Recent action taken by the U.S. Food and Drug Administration (FDA), the California Office of Environmental Health Hazard Assessment (OEHHA), and the U.S. Congress illustrate active resistance to state labeling laws that conflict with science-based nutrition information, including California’s Safe Drinking Water and Toxic Enforcement Act, better known as Proposition 65. Poole Shaffery has extensively reported on Prop. 65 regulations over the past year. A recent development has one Plaintiff’s firm up in arms.

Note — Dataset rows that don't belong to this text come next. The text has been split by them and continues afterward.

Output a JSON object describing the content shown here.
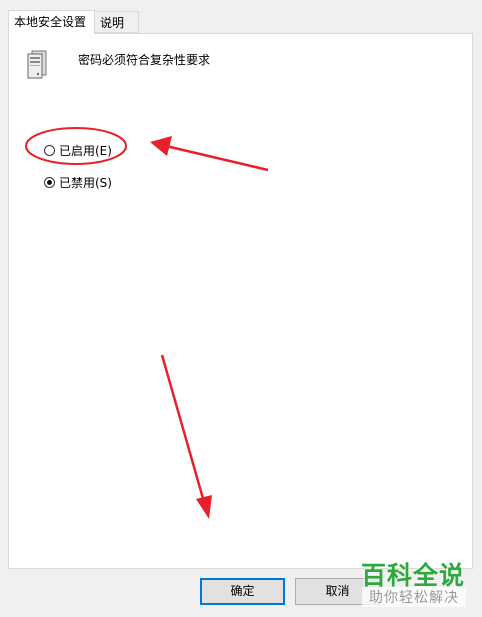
{
  "tabs": [
    {
      "label": "本地安全设置"
    },
    {
      "label": "说明"
    }
  ],
  "policy": {
    "title": "密码必须符合复杂性要求",
    "icon": "server-policy-icon"
  },
  "options": [
    {
      "label": "已启用(E)",
      "selected": false
    },
    {
      "label": "已禁用(S)",
      "selected": true
    }
  ],
  "buttons": {
    "ok_label": "确定",
    "cancel_label": "取消"
  },
  "watermark": {
    "main": "百科全说",
    "sub": "助你轻松解决"
  },
  "colors": {
    "annotation": "#e8202a",
    "focus_border": "#0078d7",
    "watermark_green": "#2ea83f"
  }
}
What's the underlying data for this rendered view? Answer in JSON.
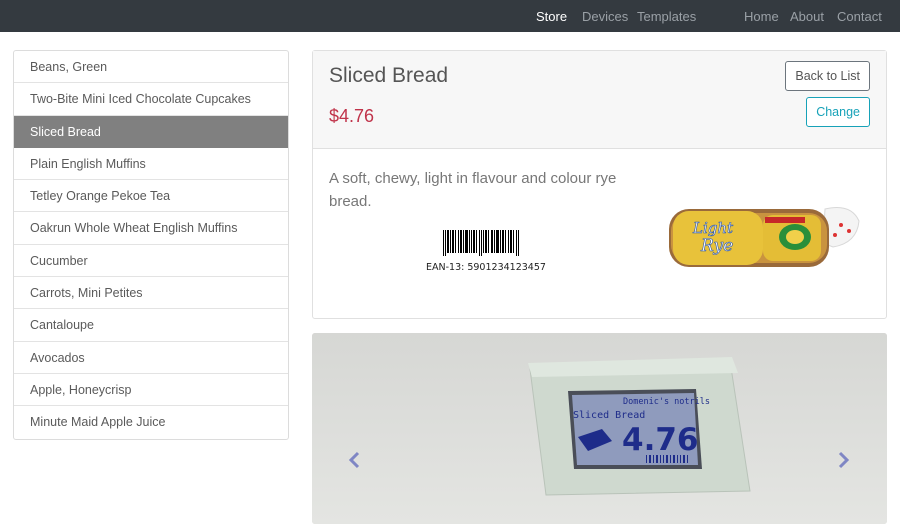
{
  "navbar": {
    "left_links": [
      "Store",
      "Devices",
      "Templates"
    ],
    "active_link": "Store",
    "right_links": [
      "Home",
      "About",
      "Contact"
    ]
  },
  "sidebar": {
    "items": [
      {
        "label": "Beans, Green"
      },
      {
        "label": "Two-Bite Mini Iced Chocolate Cupcakes"
      },
      {
        "label": "Sliced Bread",
        "active": true
      },
      {
        "label": "Plain English Muffins"
      },
      {
        "label": "Tetley Orange Pekoe Tea"
      },
      {
        "label": "Oakrun Whole Wheat English Muffins"
      },
      {
        "label": "Cucumber"
      },
      {
        "label": "Carrots, Mini Petites"
      },
      {
        "label": "Cantaloupe"
      },
      {
        "label": "Avocados"
      },
      {
        "label": "Apple, Honeycrisp"
      },
      {
        "label": "Minute Maid Apple Juice"
      }
    ]
  },
  "product": {
    "title": "Sliced Bread",
    "price": "$4.76",
    "back_label": "Back to List",
    "change_label": "Change",
    "description": "A soft, chewy, light in flavour and colour rye bread.",
    "ean": "EAN-13: 5901234123457",
    "package_text": [
      "Light",
      "Rye"
    ]
  },
  "carousel": {
    "display": {
      "header": "Domenic's notrils",
      "product": "Sliced Bread",
      "price": "4.76"
    },
    "prev_icon": "chevron-left-icon",
    "next_icon": "chevron-right-icon"
  },
  "colors": {
    "navbar_bg": "#343a40",
    "active_item_bg": "#808080",
    "price": "#c0334a",
    "change_button": "#17a2b8"
  }
}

Coffee has been targeted by Prop. 65 enforcers because of acrylamide, a chemical produced as a by-product from roasting coffee beans. Studies have shown mixed results about the link between acrylamide and cancer. However, OEHHA stated coffee is safe to drink based on the results of more than 1,000 studies that found no substantial evidence linking coffee to cancer. These studies in part led the OEHHA to adopt a new regulation that would create a specific exemption for exposure to acrylamide as well as other Prop. 65-listed chemicals that are present in coffee as a result of the roasting process.

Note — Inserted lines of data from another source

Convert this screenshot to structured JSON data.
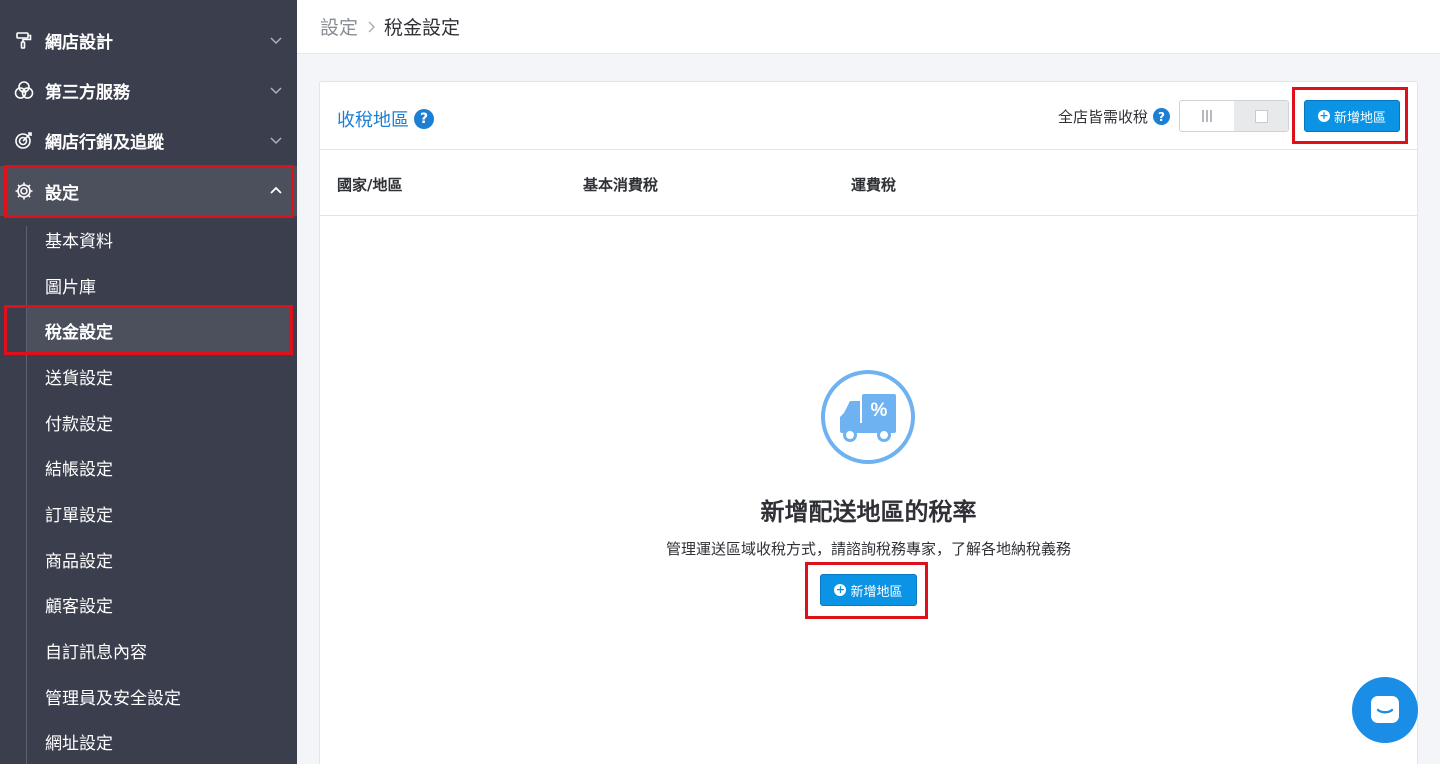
{
  "sidebar": {
    "items": [
      {
        "label": "網店設計",
        "icon": "paint-roller-icon"
      },
      {
        "label": "第三方服務",
        "icon": "venn-circles-icon"
      },
      {
        "label": "網店行銷及追蹤",
        "icon": "target-icon"
      },
      {
        "label": "設定",
        "icon": "gear-icon"
      }
    ],
    "sub_items": [
      {
        "label": "基本資料"
      },
      {
        "label": "圖片庫"
      },
      {
        "label": "稅金設定"
      },
      {
        "label": "送貨設定"
      },
      {
        "label": "付款設定"
      },
      {
        "label": "結帳設定"
      },
      {
        "label": "訂單設定"
      },
      {
        "label": "商品設定"
      },
      {
        "label": "顧客設定"
      },
      {
        "label": "自訂訊息內容"
      },
      {
        "label": "管理員及安全設定"
      },
      {
        "label": "網址設定"
      }
    ]
  },
  "breadcrumb": {
    "parent": "設定",
    "current": "稅金設定"
  },
  "card": {
    "title": "收稅地區",
    "tax_toggle_label": "全店皆需收稅",
    "add_button_label": "新增地區",
    "columns": [
      "國家/地區",
      "基本消費稅",
      "運費稅"
    ]
  },
  "empty_state": {
    "icon": "truck-percent-icon",
    "title": "新增配送地區的稅率",
    "description": "管理運送區域收稅方式，請諮詢稅務專家，了解各地納稅義務",
    "button_label": "新增地區"
  },
  "colors": {
    "primary": "#0b94e6",
    "sidebar": "#3b3f4d",
    "highlight": "#e0101a"
  }
}
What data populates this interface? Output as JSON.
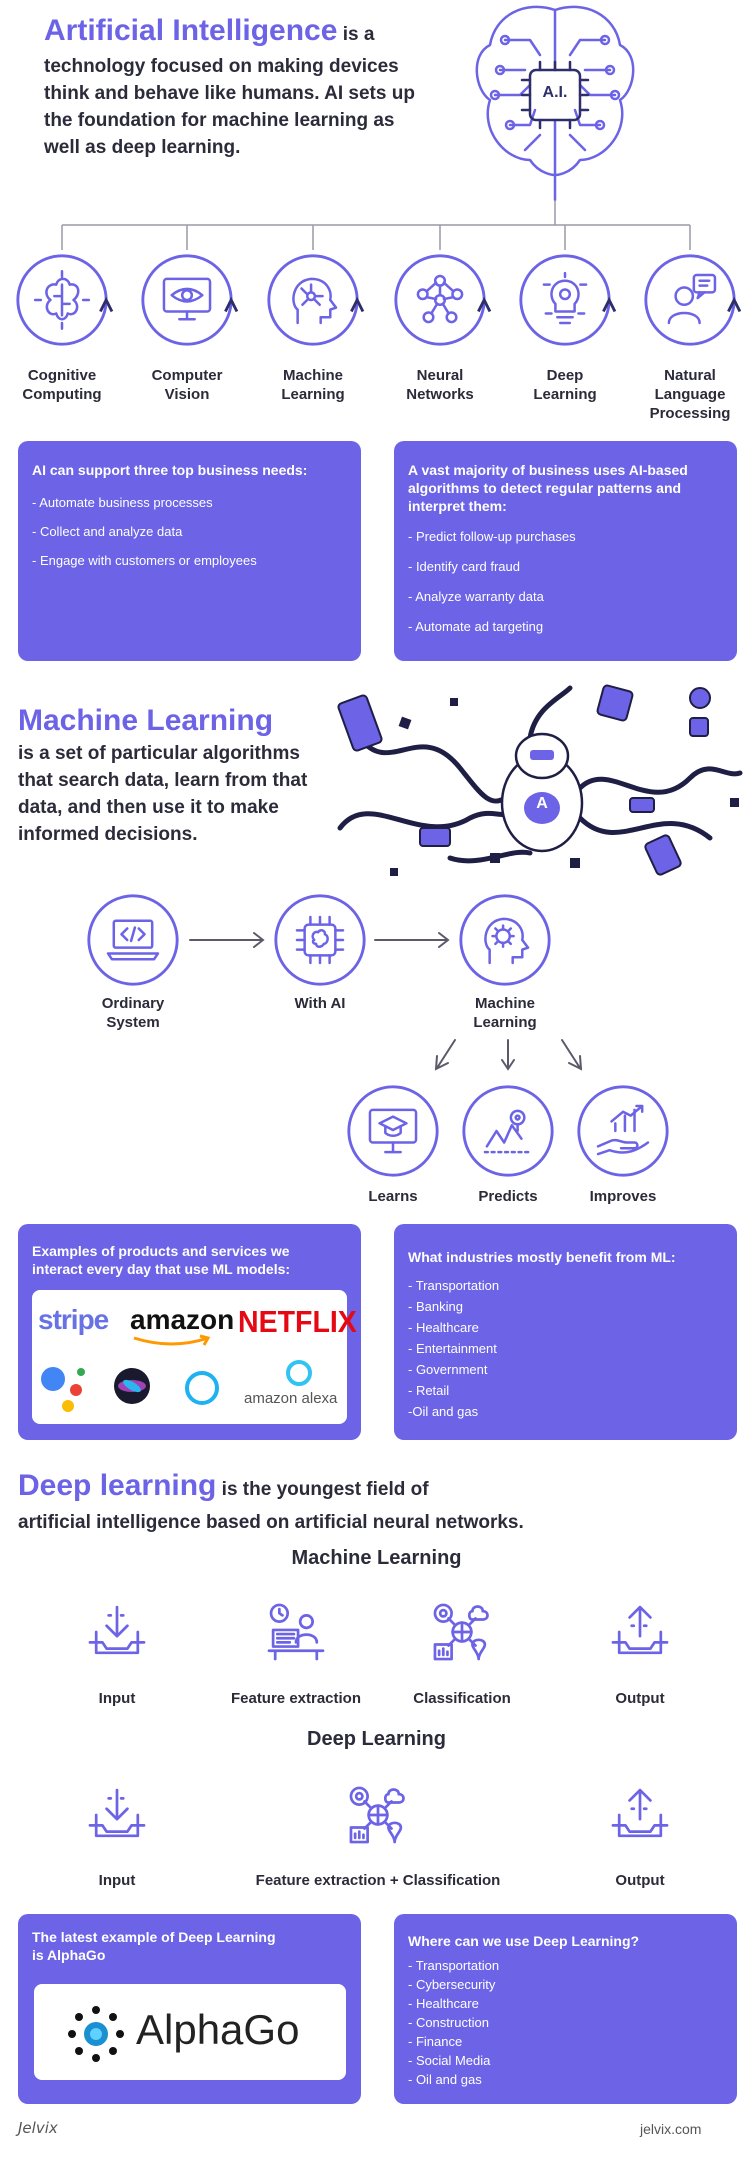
{
  "ai": {
    "title": "Artificial Intelligence",
    "intro_after_title": " is a",
    "intro_lines": [
      "technology focused on making devices",
      "think and behave like humans. AI sets up",
      "the foundation for machine learning as",
      "well as deep learning."
    ],
    "chip_label": "A.I.",
    "fields": [
      {
        "label_lines": [
          "Cognitive",
          "Computing"
        ],
        "icon": "brain-circuit-icon"
      },
      {
        "label_lines": [
          "Computer",
          "Vision"
        ],
        "icon": "monitor-eye-icon"
      },
      {
        "label_lines": [
          "Machine",
          "Learning"
        ],
        "icon": "head-network-icon"
      },
      {
        "label_lines": [
          "Neural",
          "Networks"
        ],
        "icon": "network-nodes-icon"
      },
      {
        "label_lines": [
          "Deep",
          "Learning"
        ],
        "icon": "bulb-gears-icon"
      },
      {
        "label_lines": [
          "Natural",
          "Language",
          "Processing"
        ],
        "icon": "person-speech-icon"
      }
    ],
    "needs_panel": {
      "heading": "AI can support three top business needs:",
      "items": [
        "- Automate business processes",
        "- Collect and analyze data",
        "- Engage with customers or employees"
      ]
    },
    "patterns_panel": {
      "heading_lines": [
        "A vast majority of business uses AI-based",
        "algorithms to detect regular patterns and",
        "interpret them:"
      ],
      "items": [
        "- Predict follow-up purchases",
        "- Identify card fraud",
        "- Analyze warranty data",
        "- Automate ad targeting"
      ]
    }
  },
  "ml": {
    "title": "Machine Learning",
    "desc_lines": [
      "is a set of particular algorithms",
      "that search data, learn from that",
      "data, and then use it to make",
      "informed decisions."
    ],
    "robot_letter": "A",
    "flow": [
      {
        "label_lines": [
          "Ordinary",
          "System"
        ],
        "icon": "laptop-code-icon"
      },
      {
        "label_lines": [
          "With AI"
        ],
        "icon": "chip-brain-icon"
      },
      {
        "label_lines": [
          "Machine",
          "Learning"
        ],
        "icon": "head-gear-icon"
      }
    ],
    "outcomes": [
      {
        "label": "Learns",
        "icon": "monitor-graduation-icon"
      },
      {
        "label": "Predicts",
        "icon": "map-route-icon"
      },
      {
        "label": "Improves",
        "icon": "hand-growth-icon"
      }
    ],
    "products_panel": {
      "heading_lines": [
        "Examples of products and services we",
        "interact every day that use ML models:"
      ],
      "logos": {
        "stripe": "stripe",
        "amazon": "amazon",
        "netflix": "NETFLIX",
        "alexa": "amazon alexa"
      }
    },
    "industries_panel": {
      "heading": "What industries mostly benefit from ML:",
      "items": [
        "- Transportation",
        "- Banking",
        "- Healthcare",
        "- Entertainment",
        "- Government",
        "- Retail",
        "-Oil and gas"
      ]
    }
  },
  "dl": {
    "title": "Deep learning",
    "intro_after_title": " is the youngest field of",
    "intro_line2": "artificial intelligence based on artificial neural networks.",
    "ml_pipeline": {
      "heading": "Machine Learning",
      "steps": [
        "Input",
        "Feature extraction",
        "Classification",
        "Output"
      ]
    },
    "dl_pipeline": {
      "heading": "Deep Learning",
      "steps": [
        "Input",
        "Feature extraction + Classification",
        "Output"
      ]
    },
    "alphago_panel": {
      "heading_lines": [
        "The latest example of Deep Learning",
        "is AlphaGo"
      ],
      "logo_text": "AlphaGo"
    },
    "uses_panel": {
      "heading": "Where can we use Deep Learning?",
      "items": [
        "- Transportation",
        "- Cybersecurity",
        "- Healthcare",
        "- Construction",
        "- Finance",
        "- Social Media",
        "- Oil and gas"
      ]
    }
  },
  "footer": {
    "brand": "Jelvix",
    "site": "jelvix.com"
  },
  "colors": {
    "accent": "#6c63e6",
    "dark": "#2e2f6a",
    "text": "#2b2b3a"
  }
}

Section 25249.6 of Prop. 65 requires businesses to provide clear and reasonable warnings before exposing consumers to any of nearly 1,000 chemicals that have been identified by California as causing cancer or reproductive toxicity. However, exposures that pose “no significant risk of cancer” are exempted from the warning requirement under section 25249.10 of the statute. The regulation would establish as a matter of law that exposures to acrylamide created during the roasting process, pose no significant risk of cancer, thereby exempting businesses in the coffee industry from warnings.

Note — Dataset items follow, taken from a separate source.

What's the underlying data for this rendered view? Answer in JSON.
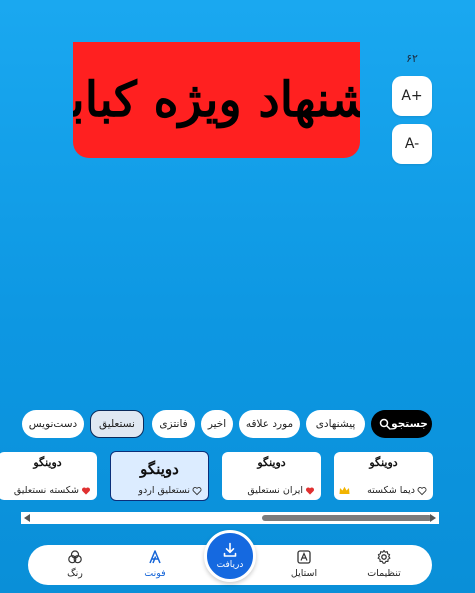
{
  "preview": {
    "banner_text": "پیشنهاد ویژه کبابی",
    "banner_color": "#ff2020",
    "font_size_value": "۶۲",
    "increase_label": "A+",
    "decrease_label": "A-"
  },
  "categories": {
    "search_label": "جستجو",
    "items": [
      {
        "label": "پیشنهادی",
        "active": false
      },
      {
        "label": "مورد علاقه",
        "active": false
      },
      {
        "label": "اخیر",
        "active": false
      },
      {
        "label": "فانتزی",
        "active": false
      },
      {
        "label": "نستعلیق",
        "active": true
      },
      {
        "label": "دست‌نویس",
        "active": false
      }
    ]
  },
  "fonts": [
    {
      "sample": "دوینگو",
      "name": "دیما شکسته",
      "favorite": false,
      "premium": true
    },
    {
      "sample": "دوینگو",
      "name": "ایران نستعلیق",
      "favorite": true,
      "premium": false
    },
    {
      "sample": "دوینگو",
      "name": "نستعلیق اردو",
      "favorite": false,
      "premium": false,
      "selected": true
    },
    {
      "sample": "دوینگو",
      "name": "شکسته نستعلیق",
      "favorite": true,
      "premium": false
    }
  ],
  "scroll_position": 0.62,
  "nav": {
    "settings_label": "تنظیمات",
    "style_label": "استایل",
    "download_label": "دریافت",
    "font_label": "فونت",
    "color_label": "رنگ",
    "active": "font"
  },
  "colors": {
    "accent": "#1569e0",
    "background": "#0d97e2",
    "favorite_heart": "#e03030",
    "crown": "#f2b400"
  }
}
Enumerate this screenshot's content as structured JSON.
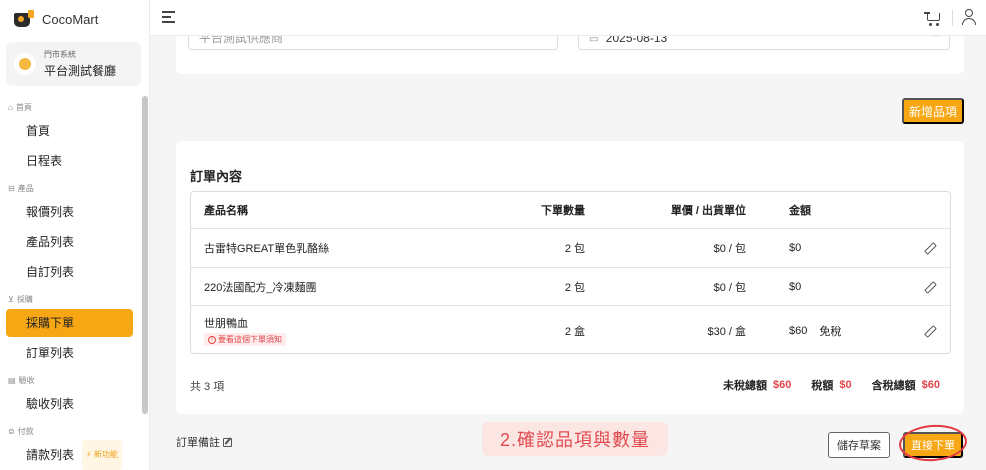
{
  "brand": {
    "name": "CocoMart"
  },
  "store": {
    "system_label": "門市系統",
    "name": "平台測試餐廳"
  },
  "nav": {
    "groups": [
      {
        "label": "首頁",
        "icon": "home-icon",
        "items": [
          {
            "label": "首頁"
          },
          {
            "label": "日程表"
          }
        ]
      },
      {
        "label": "產品",
        "icon": "box-icon",
        "items": [
          {
            "label": "報價列表"
          },
          {
            "label": "產品列表"
          },
          {
            "label": "自訂列表"
          }
        ]
      },
      {
        "label": "採購",
        "icon": "cart-icon",
        "items": [
          {
            "label": "採購下單",
            "active": true
          },
          {
            "label": "訂單列表"
          }
        ]
      },
      {
        "label": "驗收",
        "icon": "clipboard-icon",
        "items": [
          {
            "label": "驗收列表"
          }
        ]
      },
      {
        "label": "付款",
        "icon": "coin-icon",
        "items": [
          {
            "label": "請款列表",
            "badge": "⚡ 新功能"
          }
        ]
      }
    ]
  },
  "form": {
    "supplier_value": "平台測試供應商",
    "date_value": "2025-08-13",
    "clear_icon": "×"
  },
  "add_item_label": "新增品項",
  "order": {
    "title": "訂單內容",
    "headers": {
      "name": "產品名稱",
      "qty": "下單數量",
      "price": "單價 / 出貨單位",
      "amount": "金額"
    },
    "rows": [
      {
        "name": "古雷特GREAT單色乳酪絲",
        "qty": "2 包",
        "price": "$0 / 包",
        "amount": "$0",
        "note": "",
        "tax": ""
      },
      {
        "name": "220法國配方_冷凍麵團",
        "qty": "2 包",
        "price": "$0 / 包",
        "amount": "$0",
        "note": "",
        "tax": ""
      },
      {
        "name": "世朋鴨血",
        "qty": "2 盒",
        "price": "$30 / 盒",
        "amount": "$60",
        "note": "要看這個下單須知",
        "tax": "免稅"
      }
    ],
    "count_label": "共 3 項",
    "totals": {
      "pre_tax_label": "未稅總額",
      "pre_tax": "$60",
      "tax_label": "稅額",
      "tax": "$0",
      "total_label": "含稅總額",
      "total": "$60"
    }
  },
  "remark_label": "訂單備註",
  "annotation_text": "2.確認品項與數量",
  "buttons": {
    "save_draft": "儲存草案",
    "submit": "直接下單"
  },
  "colors": {
    "accent": "#f8a714",
    "danger": "#e2454a"
  }
}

The Council for Education and Research on Toxics (CERT), a small nonprofit group, is set to challenge the state's regulation in court. According to Raphael Metzger, the group's attorney who has a long standing history of filing suit against Starbucks and 90 other coffee companies, states he will challenge the regulation and seek retroactive civil penalties. In fact, CERT is seeking millions of dollars in fines against coffee roasting defendants. In 2018, attorneys raked in $27.25 million from Prop. 65 settlements.

In the meantime, we can drink that grande latte in peace, knowing California has bigger fish to fry than alarmist cancer warnings not backed by the scientific community.